Must read new report from McKinsey entitled Unequal America: Ten insights on the state of economic opportunity. The findings come from an online survey conducted by Ipsos of 25,000 Americans in the spring of 2021. Results are reported on for Americans as a whole as well as for a wide variety of demographic and geographic subgroups.

McKinsey describes the report as spotlighting Americans’ views on economic opportunity, the obstacles they face, and the path ahead to create a more inclusive economy.

McKinsey writes:

What we learned was sobering. Among the findings: Americans report that their financial situations have deteriorated over the past year, and at the time of our survey only half of all respondents reported being able to cover their living expenses for more than two months in the event of job loss. Our survey results also indicated that the pandemic has harmed the economic well-being of many groups, exacerbating inequalities that existed before the crisis. Americans reported facing numerous barriers to economic opportunity and inclusion—among them, inadequate access to health insurance and physical and mental healthcare, as well as to affordable childcare. Moreover, many respondents said that they feel their very identity limits their access to jobs and to fair recognition and reward for their work.

Specifically McKinsey found in the midst of the pandemic:

  1. Most Americans’ current overall outlook is not optimistic. Forty-two percent of respondents said that they believe that most Americans have opportunities to find good jobs; one-third said that they believe that most people are recognized and rewarded fairly for their work; and 32 percent said that the pay that most Americans receive for their work allows them a good quality of life
  2. Many Americans believe that their identity hampers their career prospects. “Among the most unambiguous findings in our survey was that a wide variety of Americans—among them, women, people of color, and gay, lesbian, and bisexual respondents—said that they believe that their very identity negatively affected their job prospects.”
  3. Immigrants and people of color reported relative optimism. McKinsey’s Economic Opportunity Index scores reveal that on average, first- and second-generation immigrants and workers of color expressed some of the most optimistic views of economic opportunity among all survey participants.
  4. Half of Americans reported being on the financial brink. Only half of all respondents—and fewer than half of all parents—reported being able to cover their living expenses for more than two months if they or someone in their family were to lose their job.
  5. COVID19 has exacerbated existing inequalities. Women and people of color have been hardest hit by the pandemic. This is in part because people in these groups are more likely to work in occupations that have reported the highest levels of income and job loss.
  6. Healthcare access is a major challenge for many; women and workers of color face unique barriers.
  7. Access to childcare is a critical barrier, especially for women.
  8. Rural Americans are at risk of being left behind economically. “The stated preference among rural residents to stay put, combined with a lower relative interest in training, could over time put them at much greater risk of losing work to automation trends than their urban counterparts.”
  9. Gig workers would overwhelmingly prefer permanent employment. Fully 62 percent of gig workers said that they would prefer to work as permanent employees.
  10. Four in ten Americans are either enrolled in training or are interested in pursuing it. 39 percent of respondents said that they are looking, or are planning to look over the next 12 months, for education, training, or credentialing opportunities, while 14 percent are currently enrolled in programs.

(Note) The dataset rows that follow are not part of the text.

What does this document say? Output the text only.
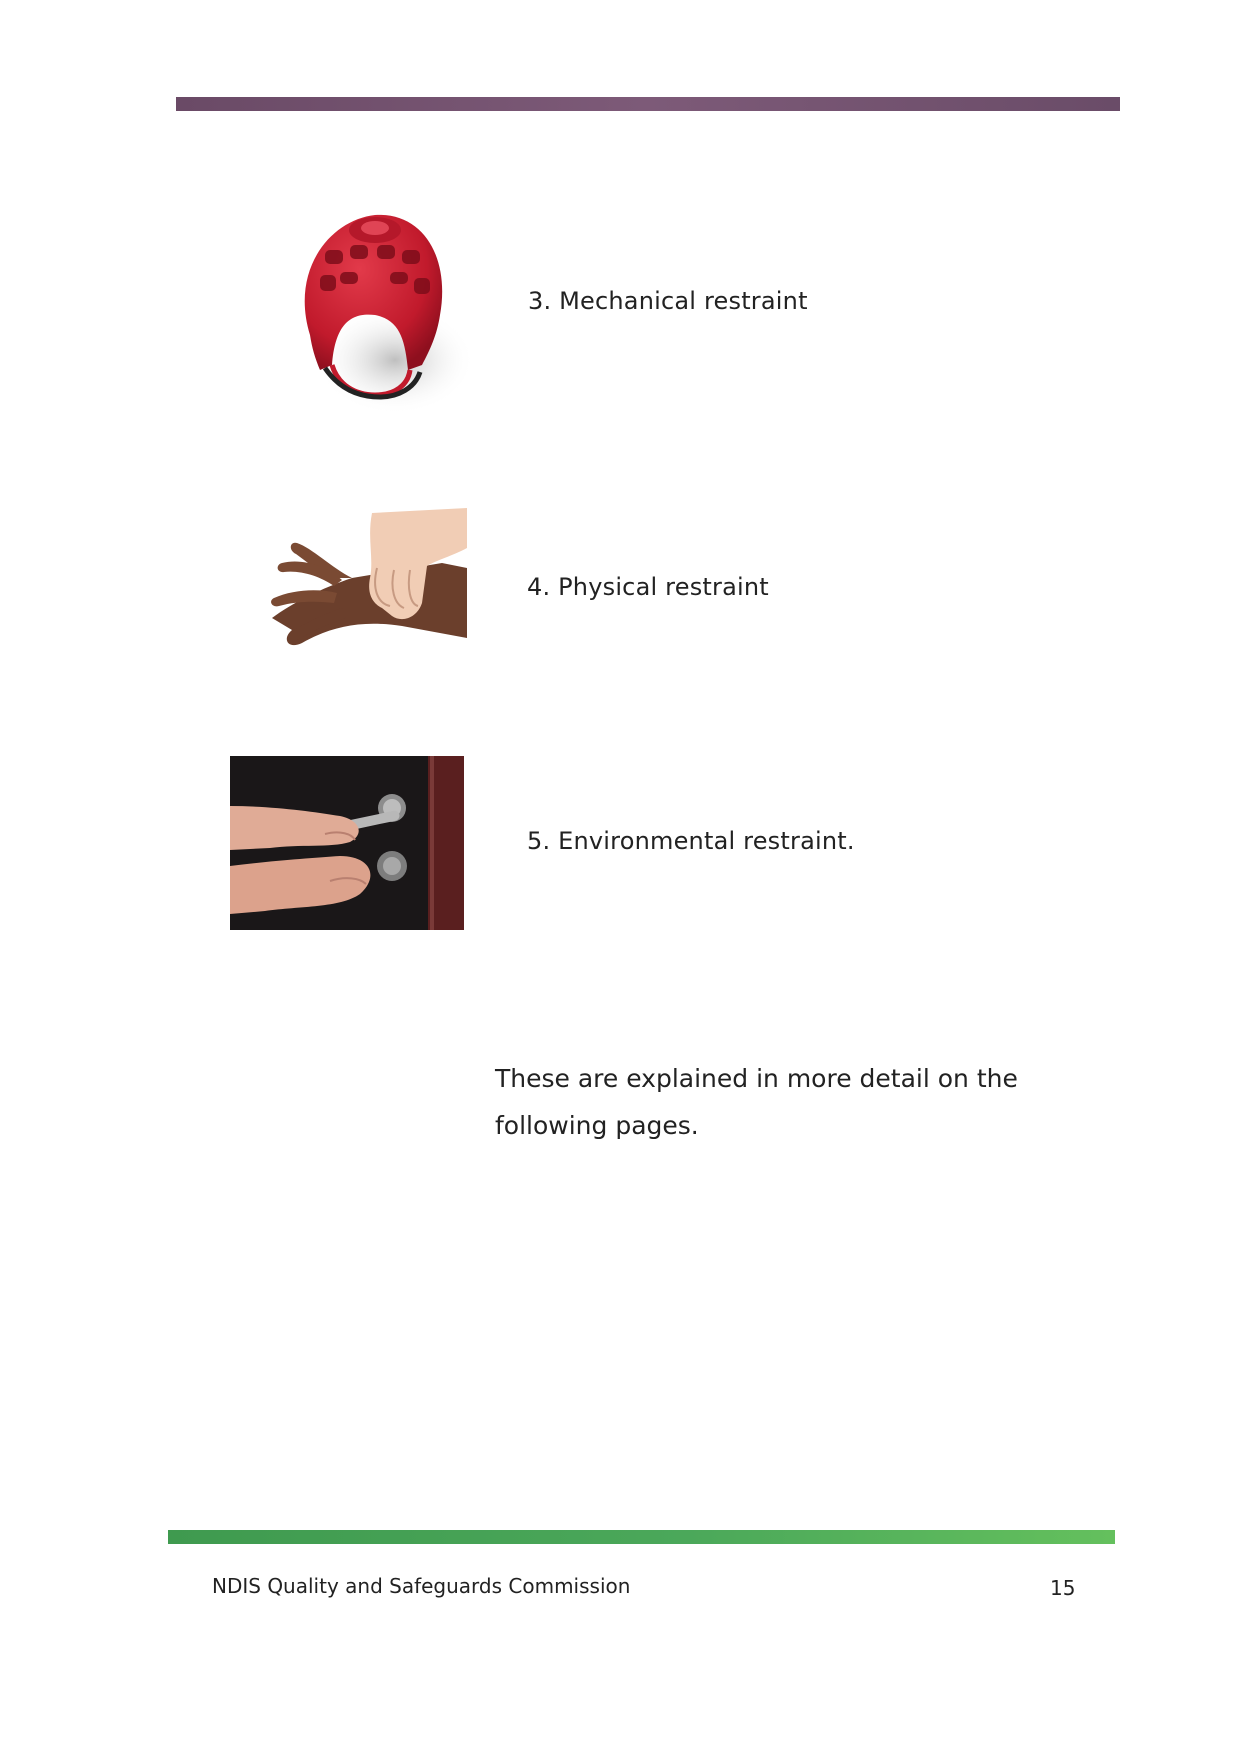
3. Mechanical restraint
4. Physical restraint
5. Environmental restraint.

These are explained in more detail on the following pages.

NDIS Quality and Safeguards Commission	15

The report provides details on how America’s K shaped economy, in real time, is impacting the well being of American households. And provides some surprising finding on Americans’ perceptions about their economic future. At its core the survey provides more evidence of a two-tier American economy. One where those at the top are doing well, but way too many are struggling.

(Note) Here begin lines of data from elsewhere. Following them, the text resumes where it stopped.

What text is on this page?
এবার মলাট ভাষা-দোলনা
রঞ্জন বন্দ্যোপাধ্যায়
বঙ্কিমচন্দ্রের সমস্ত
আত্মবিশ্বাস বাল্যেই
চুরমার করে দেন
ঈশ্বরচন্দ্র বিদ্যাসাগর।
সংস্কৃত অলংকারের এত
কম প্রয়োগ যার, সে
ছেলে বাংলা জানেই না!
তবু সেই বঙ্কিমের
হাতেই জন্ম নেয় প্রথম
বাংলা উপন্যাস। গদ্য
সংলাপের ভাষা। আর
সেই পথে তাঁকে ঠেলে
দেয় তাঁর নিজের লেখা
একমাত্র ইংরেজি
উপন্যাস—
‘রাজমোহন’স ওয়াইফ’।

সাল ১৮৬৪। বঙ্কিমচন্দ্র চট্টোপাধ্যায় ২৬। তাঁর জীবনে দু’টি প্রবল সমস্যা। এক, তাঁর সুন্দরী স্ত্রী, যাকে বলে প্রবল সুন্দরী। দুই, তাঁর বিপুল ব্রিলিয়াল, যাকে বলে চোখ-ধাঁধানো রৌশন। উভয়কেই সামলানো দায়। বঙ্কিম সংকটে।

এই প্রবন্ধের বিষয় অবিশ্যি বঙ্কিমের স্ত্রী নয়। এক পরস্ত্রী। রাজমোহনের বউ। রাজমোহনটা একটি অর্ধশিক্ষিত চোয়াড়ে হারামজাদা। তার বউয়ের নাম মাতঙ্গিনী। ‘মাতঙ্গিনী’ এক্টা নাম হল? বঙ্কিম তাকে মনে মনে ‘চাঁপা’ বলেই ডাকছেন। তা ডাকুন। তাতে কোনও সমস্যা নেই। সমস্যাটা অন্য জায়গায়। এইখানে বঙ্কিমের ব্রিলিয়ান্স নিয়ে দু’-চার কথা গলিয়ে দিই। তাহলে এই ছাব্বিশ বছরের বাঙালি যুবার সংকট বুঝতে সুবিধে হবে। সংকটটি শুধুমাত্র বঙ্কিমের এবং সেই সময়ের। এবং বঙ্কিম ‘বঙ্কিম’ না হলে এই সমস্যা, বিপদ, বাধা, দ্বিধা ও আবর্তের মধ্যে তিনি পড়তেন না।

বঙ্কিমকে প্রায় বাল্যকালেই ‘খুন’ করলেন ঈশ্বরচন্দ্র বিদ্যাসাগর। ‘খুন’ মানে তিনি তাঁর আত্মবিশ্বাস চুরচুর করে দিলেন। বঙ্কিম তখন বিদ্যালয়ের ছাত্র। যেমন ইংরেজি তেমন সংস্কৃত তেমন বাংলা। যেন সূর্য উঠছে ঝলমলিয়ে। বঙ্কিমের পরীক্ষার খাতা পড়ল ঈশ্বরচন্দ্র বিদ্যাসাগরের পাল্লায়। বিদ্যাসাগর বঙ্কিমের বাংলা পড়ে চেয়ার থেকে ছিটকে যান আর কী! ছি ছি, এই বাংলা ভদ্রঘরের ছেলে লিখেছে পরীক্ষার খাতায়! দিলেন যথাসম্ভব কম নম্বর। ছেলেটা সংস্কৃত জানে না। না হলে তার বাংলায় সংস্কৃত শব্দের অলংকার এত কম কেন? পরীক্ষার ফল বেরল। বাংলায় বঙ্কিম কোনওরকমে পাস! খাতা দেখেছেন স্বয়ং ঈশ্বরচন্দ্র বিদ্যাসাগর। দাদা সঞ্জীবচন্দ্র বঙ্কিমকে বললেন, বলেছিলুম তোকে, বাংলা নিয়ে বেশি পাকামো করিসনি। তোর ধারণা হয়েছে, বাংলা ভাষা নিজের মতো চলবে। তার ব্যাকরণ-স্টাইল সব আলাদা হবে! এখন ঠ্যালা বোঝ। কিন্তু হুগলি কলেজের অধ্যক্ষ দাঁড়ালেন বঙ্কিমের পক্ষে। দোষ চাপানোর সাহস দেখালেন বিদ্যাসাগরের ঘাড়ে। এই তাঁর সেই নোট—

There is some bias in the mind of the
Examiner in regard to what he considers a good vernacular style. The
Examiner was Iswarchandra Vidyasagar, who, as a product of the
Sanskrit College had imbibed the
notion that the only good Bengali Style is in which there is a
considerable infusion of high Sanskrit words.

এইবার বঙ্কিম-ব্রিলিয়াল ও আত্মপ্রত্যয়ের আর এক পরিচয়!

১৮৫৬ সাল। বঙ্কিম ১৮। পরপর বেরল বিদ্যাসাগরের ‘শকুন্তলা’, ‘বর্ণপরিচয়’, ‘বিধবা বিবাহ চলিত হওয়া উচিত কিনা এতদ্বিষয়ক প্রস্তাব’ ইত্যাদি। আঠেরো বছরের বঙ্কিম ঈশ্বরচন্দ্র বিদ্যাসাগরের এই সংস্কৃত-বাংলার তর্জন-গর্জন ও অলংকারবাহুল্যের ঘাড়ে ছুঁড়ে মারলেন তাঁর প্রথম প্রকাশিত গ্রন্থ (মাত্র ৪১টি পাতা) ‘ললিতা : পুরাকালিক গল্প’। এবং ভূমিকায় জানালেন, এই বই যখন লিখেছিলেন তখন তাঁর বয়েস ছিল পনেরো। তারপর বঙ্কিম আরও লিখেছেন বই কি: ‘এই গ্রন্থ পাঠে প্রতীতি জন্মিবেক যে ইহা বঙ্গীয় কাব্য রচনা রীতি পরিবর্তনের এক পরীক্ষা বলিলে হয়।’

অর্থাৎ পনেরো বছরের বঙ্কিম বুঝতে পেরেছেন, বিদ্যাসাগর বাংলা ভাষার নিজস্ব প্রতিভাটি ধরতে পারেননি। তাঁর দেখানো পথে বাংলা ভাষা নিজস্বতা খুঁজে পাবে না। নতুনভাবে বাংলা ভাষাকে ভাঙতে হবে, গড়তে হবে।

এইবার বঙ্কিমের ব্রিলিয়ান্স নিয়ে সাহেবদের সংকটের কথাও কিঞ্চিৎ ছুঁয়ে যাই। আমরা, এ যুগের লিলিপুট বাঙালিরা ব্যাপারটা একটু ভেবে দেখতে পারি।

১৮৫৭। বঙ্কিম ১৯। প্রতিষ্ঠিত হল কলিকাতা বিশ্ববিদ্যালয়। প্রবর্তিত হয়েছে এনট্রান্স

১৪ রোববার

By and large the report portrays an America where people want to work and earn a living that allows them to enjoy a decent standard of living to raise a family and pass on a better opportunity to their children. But also an America with an economy that makes it hard for far to many to enjoy a decent standard of living to raise a family and pass on a better opportunity to their children.

An America with a labor market, even when the economy was booming, has too few jobs that pay family-sustaining wages and provides health coverage and paid leave. And an America that holds back far too many because of their identity.

The economic challenge of our generation is eliminating what McKinsey calls an Unequal America. To build an economy that as it grows benefits all. Where all really means all.